Six out of 10 domestic violence victims are unable to get access to legal aid, a survey by women’s rights charities has revealed.

The report, Evidencing domestic violence: a barrier to family law legal aid, published by Women’s Aid, Welsh Women’s Aid and Rights of Women, says the new evidence requirements for accessing legal aid for family law cases, which came into effect in April 2013, are too onerous for many people to meet.

Two surveys of 377 victims between 1 April and 31 July 2013 showed 61% of the women who had experienced or were experiencing domestic violence took no action in the family courts because they were unable to apply for legal aid.
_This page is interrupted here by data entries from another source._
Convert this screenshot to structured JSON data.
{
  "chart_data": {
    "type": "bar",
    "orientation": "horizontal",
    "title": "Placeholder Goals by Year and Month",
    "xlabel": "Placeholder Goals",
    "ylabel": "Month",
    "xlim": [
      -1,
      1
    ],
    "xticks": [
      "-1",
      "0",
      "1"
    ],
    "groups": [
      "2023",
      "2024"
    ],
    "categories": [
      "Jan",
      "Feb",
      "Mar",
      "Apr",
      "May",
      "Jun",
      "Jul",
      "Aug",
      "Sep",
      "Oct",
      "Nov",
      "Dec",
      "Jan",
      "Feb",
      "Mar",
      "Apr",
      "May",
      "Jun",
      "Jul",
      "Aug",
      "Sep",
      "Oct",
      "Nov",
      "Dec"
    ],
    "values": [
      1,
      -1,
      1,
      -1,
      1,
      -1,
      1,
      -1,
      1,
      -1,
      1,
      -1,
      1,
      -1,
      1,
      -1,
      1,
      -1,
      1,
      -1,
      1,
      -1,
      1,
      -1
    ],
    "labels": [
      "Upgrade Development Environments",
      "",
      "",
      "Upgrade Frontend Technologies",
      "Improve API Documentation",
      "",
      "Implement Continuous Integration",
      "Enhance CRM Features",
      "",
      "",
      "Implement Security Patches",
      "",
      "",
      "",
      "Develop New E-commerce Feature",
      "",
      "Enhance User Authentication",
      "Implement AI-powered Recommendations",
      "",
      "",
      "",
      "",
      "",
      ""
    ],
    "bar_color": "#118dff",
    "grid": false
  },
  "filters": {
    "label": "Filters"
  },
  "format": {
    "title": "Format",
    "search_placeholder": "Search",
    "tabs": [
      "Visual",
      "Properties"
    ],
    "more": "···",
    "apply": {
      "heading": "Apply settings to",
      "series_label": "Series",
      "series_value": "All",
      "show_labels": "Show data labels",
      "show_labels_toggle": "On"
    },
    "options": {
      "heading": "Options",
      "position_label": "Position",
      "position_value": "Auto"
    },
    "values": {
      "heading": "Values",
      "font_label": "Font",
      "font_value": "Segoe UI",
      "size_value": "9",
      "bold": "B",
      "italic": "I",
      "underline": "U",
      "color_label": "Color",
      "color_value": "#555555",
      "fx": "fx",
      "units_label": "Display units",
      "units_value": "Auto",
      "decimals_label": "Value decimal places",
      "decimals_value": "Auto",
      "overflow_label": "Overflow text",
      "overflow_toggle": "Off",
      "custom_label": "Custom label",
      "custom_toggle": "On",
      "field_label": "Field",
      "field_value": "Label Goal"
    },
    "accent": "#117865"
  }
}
Of the rest, 28% paid a solicitor privately and 16% represented themselves.

Half of the women surveyed did not have the prescribed forms of evidence needed to access family law legal aid, 17% had to pay more than £50 to obtain copies of the required evidence and 38% had to wait longer than two weeks to get copies of the evidence.
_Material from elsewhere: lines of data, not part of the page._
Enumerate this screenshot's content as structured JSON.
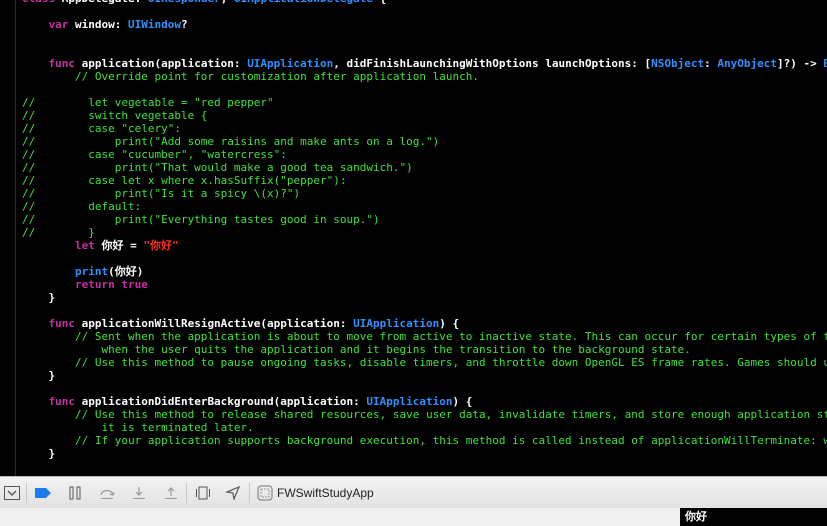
{
  "editor": {
    "lines": [
      [
        {
          "t": "class ",
          "c": "keyword"
        },
        {
          "t": "AppDelegate: ",
          "c": "plain"
        },
        {
          "t": "UIResponder",
          "c": "type"
        },
        {
          "t": ", ",
          "c": "plain"
        },
        {
          "t": "UIApplicationDelegate",
          "c": "type"
        },
        {
          "t": " {",
          "c": "plain"
        }
      ],
      [],
      [
        {
          "t": "    var ",
          "c": "keyword"
        },
        {
          "t": "window: ",
          "c": "plain"
        },
        {
          "t": "UIWindow",
          "c": "type"
        },
        {
          "t": "?",
          "c": "plain"
        }
      ],
      [],
      [],
      [
        {
          "t": "    func ",
          "c": "keyword"
        },
        {
          "t": "application(application: ",
          "c": "plain"
        },
        {
          "t": "UIApplication",
          "c": "type"
        },
        {
          "t": ", didFinishLaunchingWithOptions launchOptions: [",
          "c": "plain"
        },
        {
          "t": "NSObject",
          "c": "type"
        },
        {
          "t": ": ",
          "c": "plain"
        },
        {
          "t": "AnyObject",
          "c": "type"
        },
        {
          "t": "]?) -> ",
          "c": "plain"
        },
        {
          "t": "B",
          "c": "type"
        }
      ],
      [
        {
          "t": "        // Override point for customization after application launch.",
          "c": "comment"
        }
      ],
      [],
      [
        {
          "t": "//        let vegetable = \"red pepper\"",
          "c": "comment"
        }
      ],
      [
        {
          "t": "//        switch vegetable {",
          "c": "comment"
        }
      ],
      [
        {
          "t": "//        case \"celery\":",
          "c": "comment"
        }
      ],
      [
        {
          "t": "//            print(\"Add some raisins and make ants on a log.\")",
          "c": "comment"
        }
      ],
      [
        {
          "t": "//        case \"cucumber\", \"watercress\":",
          "c": "comment"
        }
      ],
      [
        {
          "t": "//            print(\"That would make a good tea sandwich.\")",
          "c": "comment"
        }
      ],
      [
        {
          "t": "//        case let x where x.hasSuffix(\"pepper\"):",
          "c": "comment"
        }
      ],
      [
        {
          "t": "//            print(\"Is it a spicy \\(x)?\")",
          "c": "comment"
        }
      ],
      [
        {
          "t": "//        default:",
          "c": "comment"
        }
      ],
      [
        {
          "t": "//            print(\"Everything tastes good in soup.\")",
          "c": "comment"
        }
      ],
      [
        {
          "t": "//        }",
          "c": "comment"
        }
      ],
      [
        {
          "t": "        let ",
          "c": "keyword"
        },
        {
          "t": "你好 = ",
          "c": "plain"
        },
        {
          "t": "\"你好\"",
          "c": "string"
        }
      ],
      [],
      [
        {
          "t": "        print",
          "c": "type"
        },
        {
          "t": "(你好)",
          "c": "plain"
        }
      ],
      [
        {
          "t": "        return ",
          "c": "keyword"
        },
        {
          "t": "true",
          "c": "keyword"
        }
      ],
      [
        {
          "t": "    }",
          "c": "plain"
        }
      ],
      [],
      [
        {
          "t": "    func ",
          "c": "keyword"
        },
        {
          "t": "applicationWillResignActive(application: ",
          "c": "plain"
        },
        {
          "t": "UIApplication",
          "c": "type"
        },
        {
          "t": ") {",
          "c": "plain"
        }
      ],
      [
        {
          "t": "        // Sent when the application is about to move from active to inactive state. This can occur for certain types of t",
          "c": "comment"
        }
      ],
      [
        {
          "t": "            when the user quits the application and it begins the transition to the background state.",
          "c": "comment"
        }
      ],
      [
        {
          "t": "        // Use this method to pause ongoing tasks, disable timers, and throttle down OpenGL ES frame rates. Games should u",
          "c": "comment"
        }
      ],
      [
        {
          "t": "    }",
          "c": "plain"
        }
      ],
      [],
      [
        {
          "t": "    func ",
          "c": "keyword"
        },
        {
          "t": "applicationDidEnterBackground(application: ",
          "c": "plain"
        },
        {
          "t": "UIApplication",
          "c": "type"
        },
        {
          "t": ") {",
          "c": "plain"
        }
      ],
      [
        {
          "t": "        // Use this method to release shared resources, save user data, invalidate timers, and store enough application st",
          "c": "comment"
        }
      ],
      [
        {
          "t": "            it is terminated later.",
          "c": "comment"
        }
      ],
      [
        {
          "t": "        // If your application supports background execution, this method is called instead of applicationWillTerminate: w",
          "c": "comment"
        }
      ],
      [
        {
          "t": "    }",
          "c": "plain"
        }
      ]
    ]
  },
  "debug_bar": {
    "icons": [
      "hide-debug-area-icon",
      "breakpoint-toggle-icon",
      "pause-continue-icon",
      "step-over-icon",
      "step-into-icon",
      "step-out-icon",
      "view-hierarchy-icon",
      "simulate-location-icon",
      "app-target-icon"
    ],
    "target_label": "FWSwiftStudyApp"
  },
  "tooltip": {
    "text": "你好"
  },
  "colors": {
    "keyword": "#c42fa3",
    "type": "#2f91ff",
    "comment": "#3fe33a",
    "string": "#ff2c2c",
    "plain": "#ffffff",
    "breakpoint": "#1f7cf2"
  }
}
Emma Scott, director of Rights of Women, said that by restricting legal aid only to those who can produce narrow forms of evidence, the government is denying women and children access to remedies that can keep them safe.
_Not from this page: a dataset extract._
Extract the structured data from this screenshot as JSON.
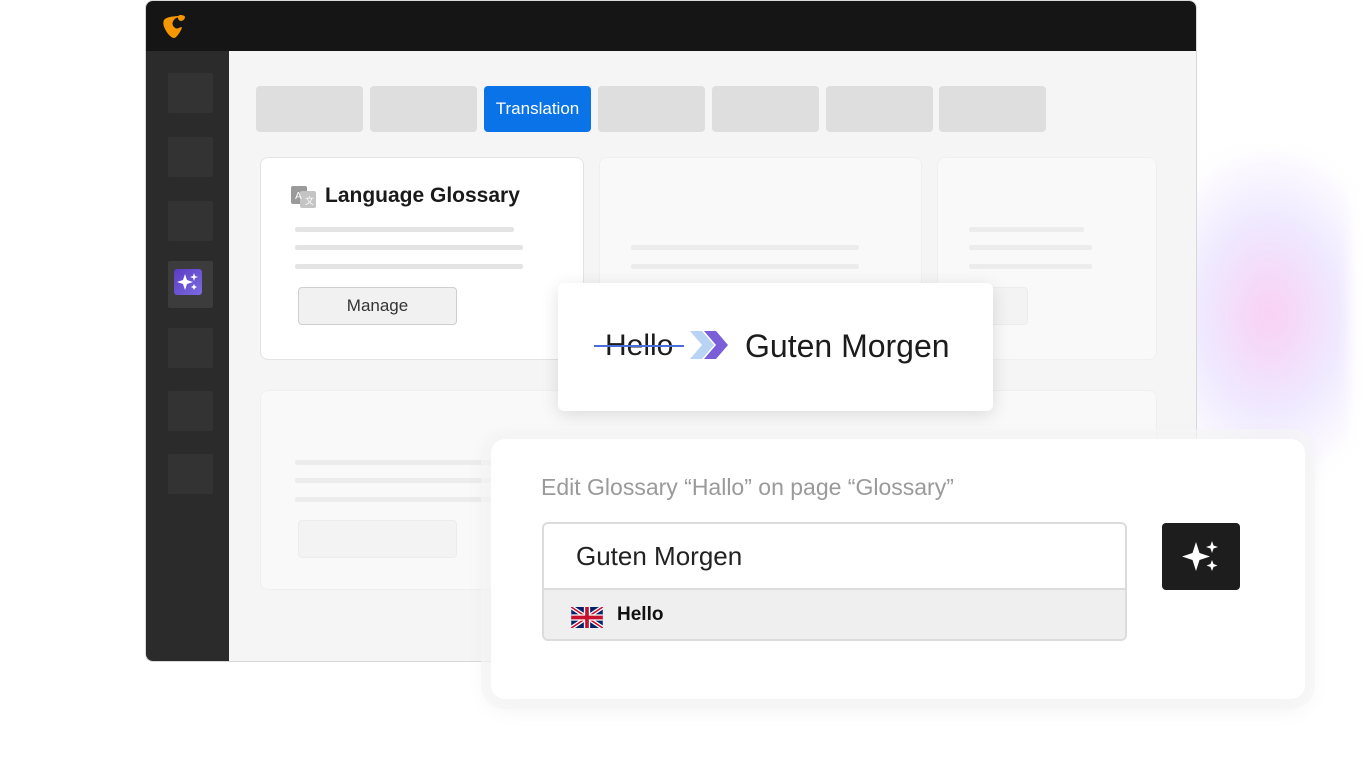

Polly Neate, chief executive at Women’s Aid, said: ‘The government made a promise that survivors of domestic violence would not lose out under legal aid proposals, but this research demonstrates the new restrictions leave many women unable to access justice.’ She called on the government to allow more forms of evidence, ensure copies of that evidence can be obtained for free and to ensure there are enough family lawyers.